Faludi is like an archeologist who carefully and painstakingly uses a tiny brush to sweep away at what looks at first just ordinary dirt, but which gradually reveals an ancient mosaic or a statuette or a cuneiform tablet, though in her case it is the structure of anti-feminism, the connections between the right-wing foundations, the radical clerics and the whacko scientists and writers. The sheer mass of evidence she goes through is awe-inspiring and though her writing is not without errors on the whole her accuracy is impressive.
And what is this pattern, this rare cuneiform tablet of antifeminism? To appreciate the totality you need to read Faludi's book.
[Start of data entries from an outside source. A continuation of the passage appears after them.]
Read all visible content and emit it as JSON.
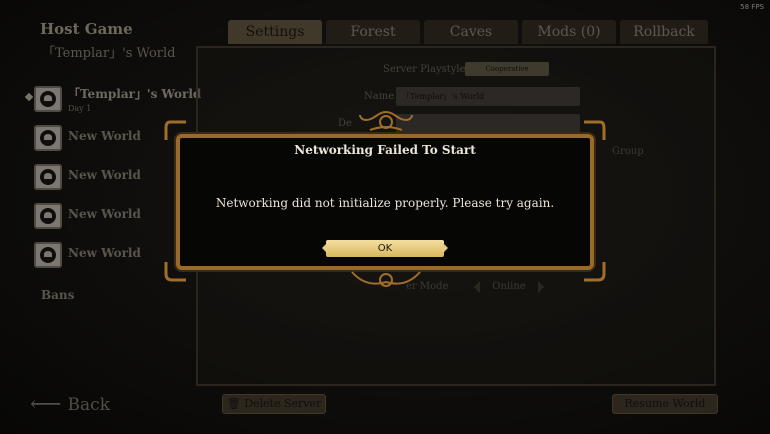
{
  "fps": "58 FPS",
  "sidebar": {
    "title": "Host Game",
    "subtitle": "「Templar」's World",
    "slots": [
      {
        "name": "「Templar」's World",
        "day": "Day 1"
      },
      {
        "name": "New World",
        "day": ""
      },
      {
        "name": "New World",
        "day": ""
      },
      {
        "name": "New World",
        "day": ""
      },
      {
        "name": "New World",
        "day": ""
      }
    ],
    "bans": "Bans",
    "back": "Back"
  },
  "tabs": [
    {
      "label": "Settings"
    },
    {
      "label": "Forest"
    },
    {
      "label": "Caves"
    },
    {
      "label": "Mods (0)"
    },
    {
      "label": "Rollback"
    }
  ],
  "settings": {
    "playstyle_label": "Server Playstyle",
    "playstyle_value": "Cooperative",
    "name_label": "Name",
    "name_value": "「Templar」's World",
    "desc_label": "De",
    "group_label": "Group",
    "mode_label": "er Mode",
    "mode_value": "Online"
  },
  "buttons": {
    "delete": "Delete Server",
    "resume": "Resume World"
  },
  "dialog": {
    "title": "Networking Failed To Start",
    "body": "Networking did not initialize properly. Please try again.",
    "ok": "OK"
  },
  "colors": {
    "dialog_border": "#9a6a2a",
    "ok_button": "#f4dfa0"
  }
}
But certain major parts of the pattern repeat themselves so often that I can write about them without having checked the book for several years.
The first one is something I find hard not to call a media conspiracy. What else would it be when some poorly made or nonexistent study is suddenly hailed and celebrated in every single type of media, without fail, and when the only obvious reason for this hailing and celebrating is that the results don't bode well for uppity women of some stripe? Faludi's example is of a study which argued that middle-aged women have a greater chance of being the victims of terrorism than of finding a man to warm their bed. I still hear this one on the internet! The study was utter crap, but this didn't stop it from being discussed on television and masticated in the print media. For here was the proof, finally! Women who waited to marry to have careers would end up sad, lonely and barren! Yippee!
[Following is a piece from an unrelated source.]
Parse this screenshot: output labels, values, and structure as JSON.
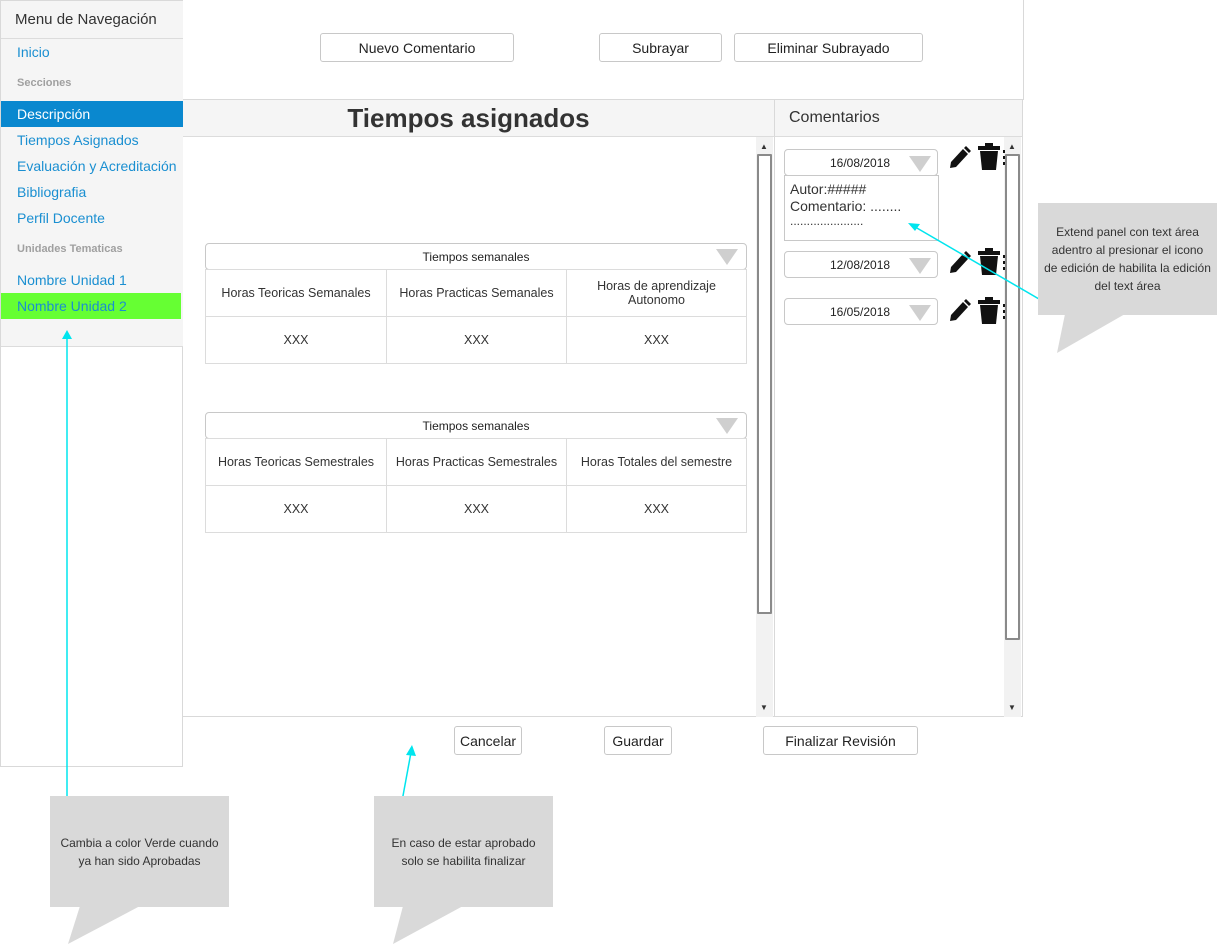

The media conspiracy that Faludi discussed has appeared several times since. It is always about uppity women and always implies that feminism has failed. Not the society, not the men or the women with power, nope. It is just that women on their very own, with their own little heads, have decided that feminism was the Big Bad Wolf.
And just as in the example in Backlash, the new media conspiracies are always shown to be made up. But by the time corrections pour in the media is looking for a new pearl to string to the necklace of feminism's downfall, and all the writers and pontificators are far too busy to point out the errors and biases of the previous one. We have Faludi to thank for spotting this pattern. Once you see it you can always recognize it, and you will, too, when the next pearl rolls out.
A second part of the pattern is the distinction between the public statements of anti-feminists and their private lives. Faludi gives us several examples of people whose public voices are very different from their private choices. Today we have Patrick Buchanan as an example of this pattern. A man who writes with great concern about the falling white birth rates in this country has no children of his own. But he is not a woman so this fact appears not to count against him in the public eye.
The "do as I say, not as I do" anti-feminists are a dime a dozen, of course. Consider Caitlin Flanagan (now a writer for New Yorker but previously for the Atlantic Monthly) who loves to heap scorn on mothers who have jobs or careers. That she is a mother with a career doesn't seem to slow down her acerbity one bit.
I suspect that many such anti-feminists are publicity hounds, raising a wetted finger to test the societal winds and sniffing out the biggest money bags. After all, it is hard to get rich from criticizing the strong and the powerful. Much easier to smooth the fears of those who hate the recent changes in societal gender roles.
The third aspect of anti-feminism Faludi revealed for me was the astonishingly low number of famous anti-feminists. If they seem to be everywhere, both then and these days, it is because the media gives them access like no feminist can ever dream to have. But in reality the number of these fanatics is quite low, though they are a tightly-knit group and extremely well-funded, too. Several of the conservative donors hate feminism which makes finding money for the publication of anti-feminist statements a walk in the park.
Now I feel depressed that so little has changed since Faludi's Backlash was first published. Some things have changed, true, but for the worse. What hasn't changed is the covert assumption that anti-feminism is decent and presentable in the mainstream media but that feminism is wild and feral and best kept outside it.